Es geht nicht um unseren Willen – dann hätte Gottes Kraft keine Chance in der Welt, dann könnte aus allem nichts werden.
Wenn aber Gott seinen Willen geschehen lässt, wie wir unentwegt bitten, werden wir unabhängig von unserem zu schwachen oder zu starken Willen.
Es wird nicht appelliert, niemand wird unter Druck gesetzt. Ehrlich betrachtet kennen wir die Grenzen unseres Vermögens, auch wenn wir uns Mühe geben. Wie weit muss man gehen, um diese kleine Konsequenz aus Worten zu finden: Ich muss nicht, deshalb kann ich!?
Paulus, der nicht zurückhaltend ist mit guten Ratschlägen, mit Ermahnungen, strengen Ermunterungen und deutlichen Anweisungen, der noch in den Grüßen am Schluss eines Briefes wenig harmlose Forderungen stellt, wie es in den Gemeinden und bei den Christen laufen sollte, sagt hier Gottes Kraft an und überliefert keine Bedingungen. Gottes Kraft war in ihm mächtig, den Zeigefinger zwar zu heben, aber nur, um heraus und hinauf  in den Himmel zu zeigen.

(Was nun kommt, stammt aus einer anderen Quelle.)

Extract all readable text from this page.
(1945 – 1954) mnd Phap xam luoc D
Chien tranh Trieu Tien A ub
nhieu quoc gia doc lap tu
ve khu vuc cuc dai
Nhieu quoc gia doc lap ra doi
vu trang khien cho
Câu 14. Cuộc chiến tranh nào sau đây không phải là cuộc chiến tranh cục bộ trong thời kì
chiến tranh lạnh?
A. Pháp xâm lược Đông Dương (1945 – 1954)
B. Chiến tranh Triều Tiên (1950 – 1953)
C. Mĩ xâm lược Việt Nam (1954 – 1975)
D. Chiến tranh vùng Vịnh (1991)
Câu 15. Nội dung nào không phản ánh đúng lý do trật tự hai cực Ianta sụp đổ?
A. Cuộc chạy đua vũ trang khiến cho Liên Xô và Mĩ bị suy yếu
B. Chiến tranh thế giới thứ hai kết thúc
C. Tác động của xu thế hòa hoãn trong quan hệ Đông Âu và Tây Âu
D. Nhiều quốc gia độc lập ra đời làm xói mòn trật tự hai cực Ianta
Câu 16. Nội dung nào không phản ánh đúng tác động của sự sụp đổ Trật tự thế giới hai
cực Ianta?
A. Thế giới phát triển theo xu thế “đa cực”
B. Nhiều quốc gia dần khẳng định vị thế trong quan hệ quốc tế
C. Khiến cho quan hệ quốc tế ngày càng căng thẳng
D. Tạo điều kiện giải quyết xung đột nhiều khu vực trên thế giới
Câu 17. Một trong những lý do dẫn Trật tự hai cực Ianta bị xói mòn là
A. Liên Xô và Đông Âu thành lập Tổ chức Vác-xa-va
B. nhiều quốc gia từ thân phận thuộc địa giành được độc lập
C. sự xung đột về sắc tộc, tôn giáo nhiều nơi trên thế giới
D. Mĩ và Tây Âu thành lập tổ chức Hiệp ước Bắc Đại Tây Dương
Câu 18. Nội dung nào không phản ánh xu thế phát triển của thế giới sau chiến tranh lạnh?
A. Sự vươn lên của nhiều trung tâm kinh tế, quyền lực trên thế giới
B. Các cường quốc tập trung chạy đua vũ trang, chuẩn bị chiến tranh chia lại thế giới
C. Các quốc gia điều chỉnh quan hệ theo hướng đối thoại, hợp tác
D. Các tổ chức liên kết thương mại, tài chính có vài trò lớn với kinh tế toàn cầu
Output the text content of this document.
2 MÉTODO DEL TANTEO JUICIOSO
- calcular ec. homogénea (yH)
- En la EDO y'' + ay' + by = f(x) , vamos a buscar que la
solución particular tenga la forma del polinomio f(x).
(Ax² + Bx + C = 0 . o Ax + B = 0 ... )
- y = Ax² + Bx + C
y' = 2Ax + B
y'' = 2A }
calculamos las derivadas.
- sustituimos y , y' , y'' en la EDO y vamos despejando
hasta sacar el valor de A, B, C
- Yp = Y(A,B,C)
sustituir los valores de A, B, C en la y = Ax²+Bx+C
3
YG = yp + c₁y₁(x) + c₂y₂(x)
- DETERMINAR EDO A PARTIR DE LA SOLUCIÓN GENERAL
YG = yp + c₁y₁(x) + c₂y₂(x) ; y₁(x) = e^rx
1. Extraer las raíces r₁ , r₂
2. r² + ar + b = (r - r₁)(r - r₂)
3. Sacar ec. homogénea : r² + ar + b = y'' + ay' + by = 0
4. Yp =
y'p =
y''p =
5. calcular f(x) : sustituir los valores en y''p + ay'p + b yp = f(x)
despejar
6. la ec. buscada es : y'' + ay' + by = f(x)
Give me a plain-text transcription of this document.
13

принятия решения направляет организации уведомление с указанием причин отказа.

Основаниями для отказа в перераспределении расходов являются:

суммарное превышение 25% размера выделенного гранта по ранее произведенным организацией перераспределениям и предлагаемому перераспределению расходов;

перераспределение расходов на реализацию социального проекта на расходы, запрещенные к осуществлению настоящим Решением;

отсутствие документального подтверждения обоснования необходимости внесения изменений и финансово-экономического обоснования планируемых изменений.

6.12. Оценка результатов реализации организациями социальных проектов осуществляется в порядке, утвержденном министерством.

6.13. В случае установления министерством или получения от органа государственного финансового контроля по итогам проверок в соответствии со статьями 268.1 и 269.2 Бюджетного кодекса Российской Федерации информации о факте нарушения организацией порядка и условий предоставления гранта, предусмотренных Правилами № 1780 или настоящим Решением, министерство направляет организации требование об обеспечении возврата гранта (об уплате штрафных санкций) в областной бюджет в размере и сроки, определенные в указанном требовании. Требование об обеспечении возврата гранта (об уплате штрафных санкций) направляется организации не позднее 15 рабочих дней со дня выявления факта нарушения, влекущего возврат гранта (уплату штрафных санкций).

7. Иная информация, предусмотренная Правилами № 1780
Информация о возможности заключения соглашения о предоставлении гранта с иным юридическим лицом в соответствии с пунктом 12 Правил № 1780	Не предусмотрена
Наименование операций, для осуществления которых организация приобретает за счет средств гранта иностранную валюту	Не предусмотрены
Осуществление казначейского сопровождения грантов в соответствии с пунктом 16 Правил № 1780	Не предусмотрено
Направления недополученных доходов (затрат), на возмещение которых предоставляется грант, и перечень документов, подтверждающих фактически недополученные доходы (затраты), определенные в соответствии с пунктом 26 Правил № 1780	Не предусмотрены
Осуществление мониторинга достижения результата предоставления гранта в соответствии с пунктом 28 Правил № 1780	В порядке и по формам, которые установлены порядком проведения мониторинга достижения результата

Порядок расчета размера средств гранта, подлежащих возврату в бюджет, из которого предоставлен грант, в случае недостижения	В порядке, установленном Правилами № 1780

Es geht nicht nach deinem Willen. Es geht nicht um meine Willenskraft. Es geht um Jesu göttliche Willensfreiheit, mit der er – freilich nur kurz – auf Erden gelebt hat.
(2) Es kann also – zweitens – nicht darum gehen, die Menschheit in stark und schwach auseinanderzudividieren. Es sind nie die einen hier und die anderen da, es gibt sie überhaupt so nicht: die Starken und die Schwachen. Alle sind beides.
Von den großen Schwächen spricht keiner gern, der doch stark sein will. Darum haben wir sie mit Wörtern überflutet. Unsere Schwächen sind überwörtert, aber darunter [!] leiden wir weiter – an burnout oder Sachzwängen ausgeliefert zu sein oder am Gefühl, untätig naher Menschen Leiden zusehen zu müssen.
Ein altes christliches Missverständnis sei nur am Rande erwähnt: Es geht weder darum, sich besonders kräftig schwach zu gebärden, noch bei aller Schwäche den Starken zu markieren. Menschen sollen sich auch nicht gegenseitig schwach machen, schon gar nicht vor oder für Gott. Paulus dachte keinesfalls an gewollte und gekonnte Selbstschwächungen, Selbstkasteiungen, wie spätere Asketen trainierten, sondern an seine Gefangenschaften, an seine Folterungen, an seine Verfolgungen und Ängste, an alles, was er von anderen zu erdulden hatte.
Gott wird nicht größer, wenn wir uns klein machen. Aber Gott wird auch nicht kleiner, wenn wir uns größer und mächtiger dünken als wir sind. Weder unsere Macht noch unsere Ohnmacht ändern etwas an der Kraft Gottes.
Es gibt sie nicht, die Starken und die Schwachen. Ob Menschen stark oder schwach sind, hängt vom Gegenüber ab.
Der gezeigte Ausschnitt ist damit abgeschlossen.